We arrived late afternoon and met Ricky and his family. As soon as I met with Ricky, I was immediately at ease. His family treated us as family. He took me out and made sure my rifle was sighted in, then drove me around to look at some of the antelope on his property. There were dozens and dozens! I had never even seen a live antelope before. We then sat down to dinner and enjoyed some of the biggest steaks I had ever seen. Then it was off to bed. The next morning, Mrs. Pearce had breakfast waiting for us when we got up around 4:15. We had breakfast and then hopped in the truck to start scouting for antelope. We saw antelope immediately upon leaving the house. I didn't know how to compare antelope and I thought every one had a nice set of antlers. Ricky guided me every step of the way. He would tell me if we could find one with a bigger rack, or darker colored antlers, or more symmetrical, etc. We found one that I believed was perfect, and then the hunt began. Of all the antelope I saw, I think I picked the most beautiful but also most difficult (maybe smartest?)antelope to hunt. We drove, stalked, and waited for over 3 hours and I never could get closer than 300 yards to that animal. Although 300 yards would have been an easy shot with a modern rifle, I was using my Steyr Mannlicher Schoenauer in .243. It had come out of the shop from restoration work only two days prior and I had no time to refamiliarize with it after having been gone for so long. Additonally, since I had never shot an antelope and was on someone else's property, I wanted to be extra sure I made a very clean shot.

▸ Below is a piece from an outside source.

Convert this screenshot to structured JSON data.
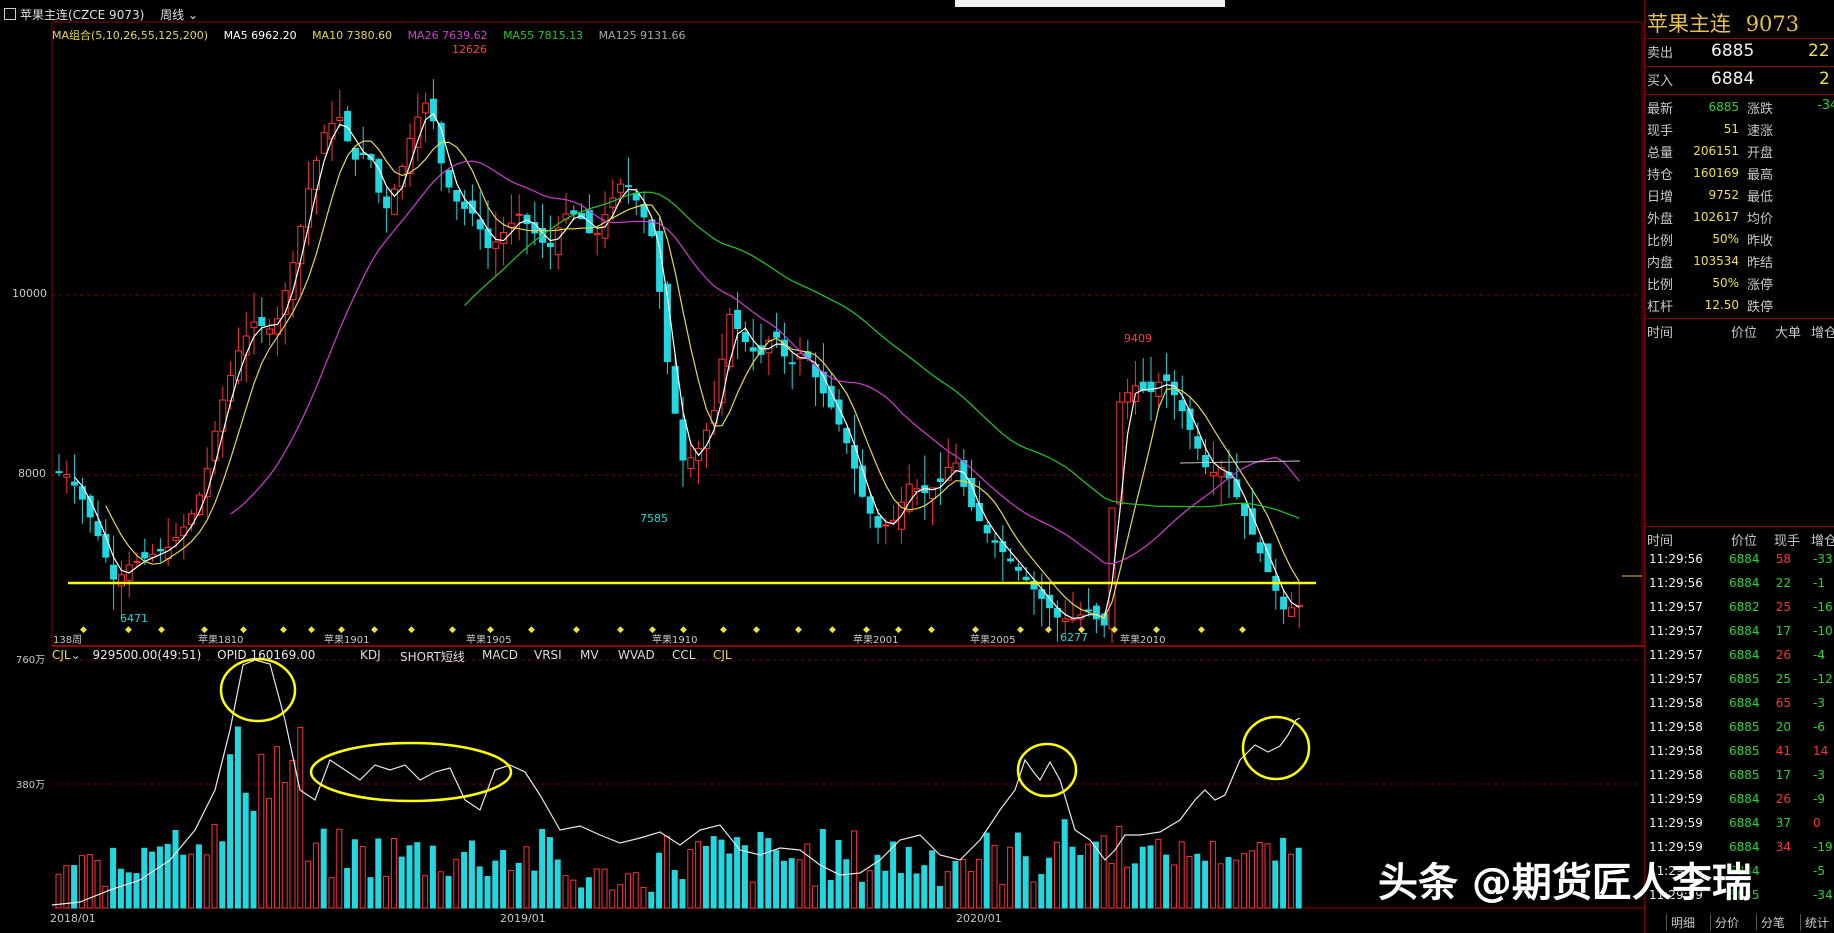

The antelope had again walked off when we decided to jump back into the truck and see if we could cut him off again and have him walk to us. A herd of antelope were approaching a water hole and so we stopped there and waited. The lone antelope I had been hunting began to follow them but was very aware of our presence. Finally, either the does or the water were too much of a temptation and the buck finally came within 100 yards of our position. I waited and when he took a split second pause, I took the shot. He ran about 300 yards before collapsing, and man those animals can R U N! My wife had snuck up behind me and got the whole affair on video. This was certainly one of the most memorable hunts I have ever had thus far. Special thanks to Ricky for his hard work and patience in getting me this beautiful buck!